Though the terms 'cribbing' and 'windsucking' meant two different things 40 years ago, they seem to be commonly accepted as interchangeable these days. What I have always called a cribber is a wood chewer in today's horse world. Wood chewing is a very destructive habit. A horse learns to chew wood for one of three reasons ...actual hunger where there is not enough roughage in his diet, or a mineral deficiency where even a horse that appears to be well-fed craves wood or, finally, out of sheer boredom. Horses that are stalled for long periods of time are very prone to developing bad habits such as wood chewing.
The following video is an example of the damage a wood chewing horse can cause:
Windsucking, or cribbing as it is also called these days, is when a horse hooks his teeth onto a solid object like fence rail or post and gulps air. Horses generally learn to windsuck from watching other horses do it. He gets an endorphine rush from the act so it quickly becomes a habit.
The following video is an example of a horse windsucking.

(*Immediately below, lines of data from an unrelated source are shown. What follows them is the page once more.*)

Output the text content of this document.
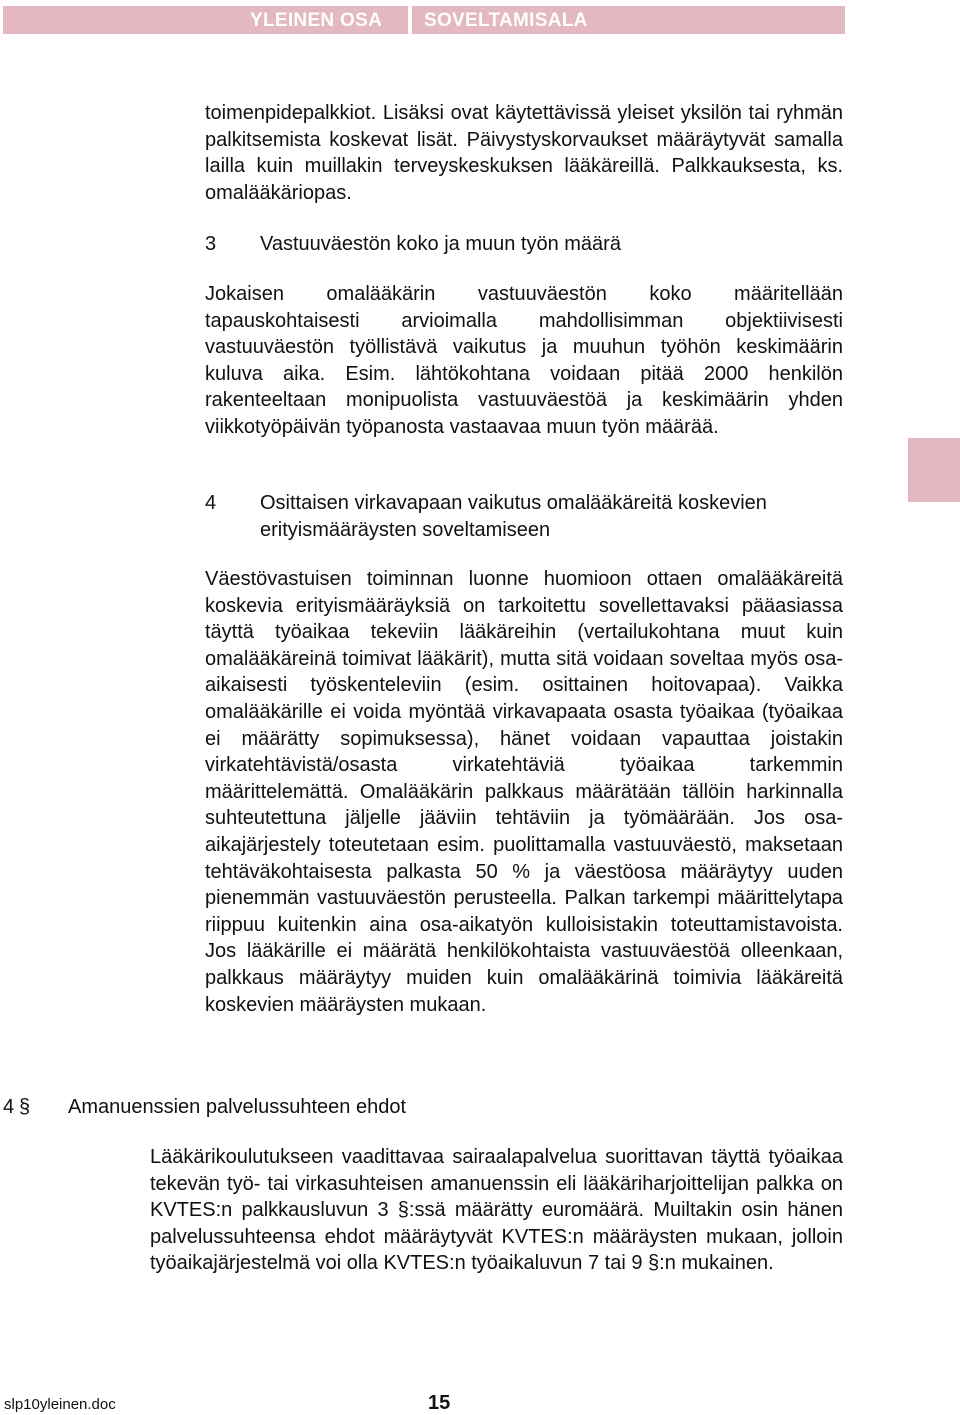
YLEINEN OSA SOVELTAMISALA
toimenpidepalkkiot. Lisäksi ovat käytettävissä yleiset yksilön tai ryhmän palkitsemista koskevat lisät. Päivystyskorvaukset määräytyvät samalla lailla kuin muillakin terveyskeskuksen lääkäreillä. Palkkauksesta, ks. omalääkäriopas.
3 Vastuuväestön koko ja muun työn määrä
Jokaisen omalääkärin vastuuväestön koko määritellään tapauskohtaisesti arvioimalla mahdollisimman objektiivisesti vastuuväestön työllistävä vaikutus ja muuhun työhön keskimäärin kuluva aika. Esim. lähtökohtana voidaan pitää 2000 henkilön rakenteeltaan monipuolista vastuuväestöä ja keskimäärin yhden viikkotyöpäivän työpanosta vastaavaa muun työn määrää.
4 Osittaisen virkavapaan vaikutus omalääkäreitä koskevien erityismääräysten soveltamiseen
Väestövastuisen toiminnan luonne huomioon ottaen omalääkäreitä koskevia erityismääräyksiä on tarkoitettu sovellettavaksi pääasiassa täyttä työaikaa tekeviin lääkäreihin (vertailukohtana muut kuin omalääkäreinä toimivat lääkärit), mutta sitä voidaan soveltaa myös osa-aikaisesti työskenteleviin (esim. osittainen hoitovapaa). Vaikka omalääkärille ei voida myöntää virkavapaata osasta työaikaa (työaikaa ei määrätty sopimuksessa), hänet voidaan vapauttaa joistakin virkatehtävistä/osasta virkatehtäviä työaikaa tarkemmin määrittelemättä. Omalääkärin palkkaus määrätään tällöin harkinnalla suhteutettuna jäljelle jääviin tehtäviin ja työmäärään. Jos osa-aikajärjestely toteutetaan esim. puolittamalla vastuuväestö, maksetaan tehtäväkohtaisesta palkasta 50 % ja väestöosa määräytyy uuden pienemmän vastuuväestön perusteella. Palkan tarkempi määrittelytapa riippuu kuitenkin aina osa-aikatyön kulloisistakin toteuttamistavoista. Jos lääkärille ei määrätä henkilökohtaista vastuuväestöä olleenkaan, palkkaus määräytyy muiden kuin omalääkärinä toimivia lääkäreitä koskevien määräysten mukaan.
4 § Amanuenssien palvelussuhteen ehdot
Lääkärikoulutukseen vaadittavaa sairaalapalvelua suorittavan täyttä työaikaa tekevän työ- tai virkasuhteisen amanuenssin eli lääkäriharjoittelijan palkka on KVTES:n palkkausluvun 3 §:ssä määrätty euromäärä. Muiltakin osin hänen palvelussuhteensa ehdot määräytyvät KVTES:n määräysten mukaan, jolloin työaikajärjestelmä voi olla KVTES:n työaikaluvun 7 tai 9 §:n mukainen.
slp10yleinen.doc	15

Both cribbers and windsuckers are extremely destructive to wooden structures in their environment and to themselves. A horse's teeth naturally wear down through it's lifetime. The act of wood chewing or wind sucking causes excessive wear to a horse's teeth. Lack of good tooth surface affects a horse's ability to eat and maintain a healthy weight which ultimately affects their longevity and quality of life.
In my experience, once a cribber (windsucker), always a cribber. There are special collars that make it uncomfortable or impossible for a horse to achieve his endorphine high from windsucking, but I have never known anyone who claims to have cured the habit with the collar. The horse may not crib with the collar on, but they cannot wear it 24/7 so the habit is never broken.
Because horses are almost always in a herd situation and other horses will learn the habit from a cribber, many boarding stables will not accept a horse that is a known cribber. Many individual owners will not buy or keep a horse that cribs. Yeoldfurt and I adhere to that philosophy. Since our horses have turnout nearly 24/7, are well-fed and are not stalled except for feeding time, they are never likely to develop cribbing or windsucking on their own and we would never bring a horse home that would teach them such a destructive habit.